Hal tersebut diatur juga dalam UU No. 1 Tahun 2011 tentang Perumahan dan Kawasan Permukiman, yakni pada
Pasal 5 ayat 1 yang berbunyi: ‘Negara bertanggung jawab atas penyelenggaraan perumahan dan kawasan permukiman yang pembinaannya dilaksanakan oleh pemerintah’,” tambah dia lagi.
Sementara itu, Yudi melanjutkan, pada Pasal 19Â (1) dinyatakan bahwa penyelenggaraan rumah dan perumahan dilakukan untuk memenuhi kebutuhan rumah sebagai salah satu kebutuhan dasar manusia bagi peningkatan dan pemerataan kesejahteraan rakyat.

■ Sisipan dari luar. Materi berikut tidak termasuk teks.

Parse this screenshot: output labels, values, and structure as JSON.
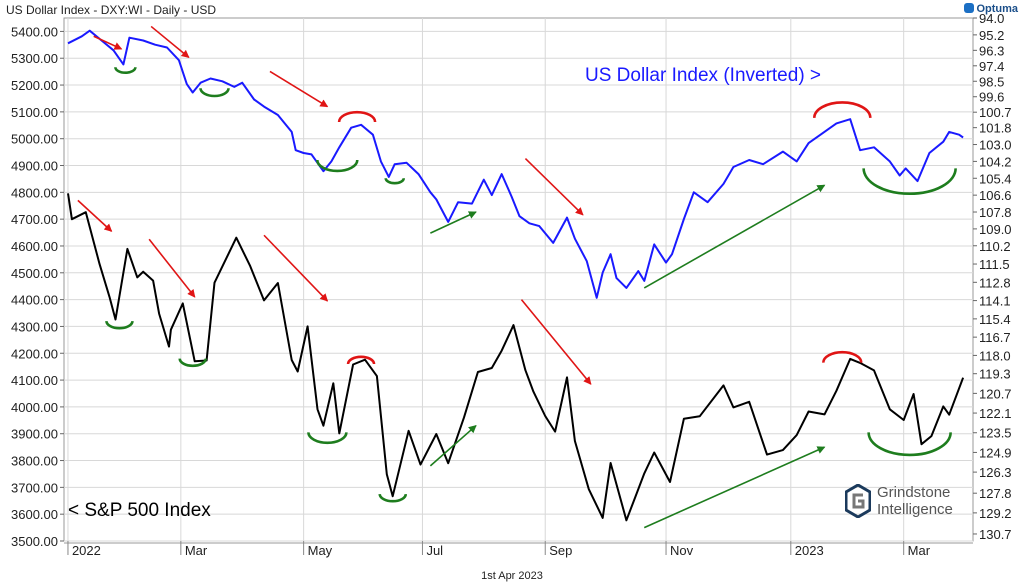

“Pada ayat 2 disebutkan, penyelenggaraan rumah dan perumahan sebagaimana dimaksud pada ayat 1 dilaksanakan oleh Pemerintah, pemerintah daerah dan/atau setiap orang untuk menjamin hak setiap warga negara untuk menempati, menikmati, dan/atau memiliki rumah yang layak dalam lingkungan yang sehat, aman, serasi, dan teratur. Itu artinya pemerintah bertanggung jawab dalam ketersediaan perumahan yang layak bagi semua rakyat,” sambung dia lagi.

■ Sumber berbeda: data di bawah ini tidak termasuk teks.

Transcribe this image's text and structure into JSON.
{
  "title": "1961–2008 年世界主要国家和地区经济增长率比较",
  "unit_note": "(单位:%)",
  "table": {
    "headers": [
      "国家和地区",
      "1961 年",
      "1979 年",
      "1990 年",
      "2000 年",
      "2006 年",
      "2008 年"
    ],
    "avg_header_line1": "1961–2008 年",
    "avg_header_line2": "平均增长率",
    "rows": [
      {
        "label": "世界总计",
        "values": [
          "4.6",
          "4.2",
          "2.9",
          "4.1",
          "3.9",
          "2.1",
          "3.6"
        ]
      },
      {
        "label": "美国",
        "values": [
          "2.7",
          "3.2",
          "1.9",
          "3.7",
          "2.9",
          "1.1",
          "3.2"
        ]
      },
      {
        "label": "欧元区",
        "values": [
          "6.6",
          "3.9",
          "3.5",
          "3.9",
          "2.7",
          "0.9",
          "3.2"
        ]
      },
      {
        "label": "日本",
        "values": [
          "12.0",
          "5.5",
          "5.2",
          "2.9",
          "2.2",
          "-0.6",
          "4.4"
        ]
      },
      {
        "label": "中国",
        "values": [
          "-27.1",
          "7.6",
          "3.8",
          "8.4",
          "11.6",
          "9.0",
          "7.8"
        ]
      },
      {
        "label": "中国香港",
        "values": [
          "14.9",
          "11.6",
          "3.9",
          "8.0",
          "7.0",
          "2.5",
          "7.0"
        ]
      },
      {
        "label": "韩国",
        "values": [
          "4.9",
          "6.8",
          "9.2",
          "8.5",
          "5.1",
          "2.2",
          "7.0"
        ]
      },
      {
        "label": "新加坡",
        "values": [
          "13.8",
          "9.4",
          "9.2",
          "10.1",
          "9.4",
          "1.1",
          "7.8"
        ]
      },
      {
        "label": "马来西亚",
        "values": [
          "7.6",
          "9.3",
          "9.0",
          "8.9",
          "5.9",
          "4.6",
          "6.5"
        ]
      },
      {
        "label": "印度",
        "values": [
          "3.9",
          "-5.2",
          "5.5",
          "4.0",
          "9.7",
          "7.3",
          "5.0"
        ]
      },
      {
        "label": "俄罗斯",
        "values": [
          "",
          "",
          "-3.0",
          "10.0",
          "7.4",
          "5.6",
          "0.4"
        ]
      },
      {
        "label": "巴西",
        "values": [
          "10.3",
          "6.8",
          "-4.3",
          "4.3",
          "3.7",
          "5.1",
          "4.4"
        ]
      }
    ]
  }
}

Sementara itu, advokat Simon Fernando Tambunan menambahkan, selain dari pada ketentuan itu semua dalam UU No. 39 tahun 1999 tentang HAM, yakni di pasal 40 disebutkan bahwa setiap orang berhak untuk bertempat tinggal serta berkehidupan yang layak.
“Dalam UU No. 11 Tahun 2005 tentang Hak Ekonomi Sosial Budaya (Ratifikasi Kovenan Internasional Tentang Hak Ekonomi Sosial Budaya), yakni di pasal 11 ayat (1) dijelaskan bahwa Negara mengakui hak setiap orang atas standar kehidupan yang layak bagi keluarganya, termasuk cukup pangan, sandang dan papan yang layak, dan atas perbaikan kondisi yang berkelanjutan,” Simon menegaskan.
Nah, di Deklarasi Universal Hak-Hak Asasi Manusia, terutama di pasal 25 ayat 1 juga disebutkan, setiap orang berhak atas tingkat hidup yang memadai untuk kesehatan dan kesejahteraan dirinya dan keluarganya, termasuk hak atas pangan, pakaian, perumahan dan perawatan kesehatan serta pelayanan sosial yang diperlukan.
“Setiap orang juga berhak atas jaminan pada saat menganggur, menderita sakit, cacat, menjadi janda/duda, mencapai usia lanjut atau keadaan lainnya yang mengakibatkannya kekurangan nafkah, yang berada di luar kekuasaannya,” pungkas Simon.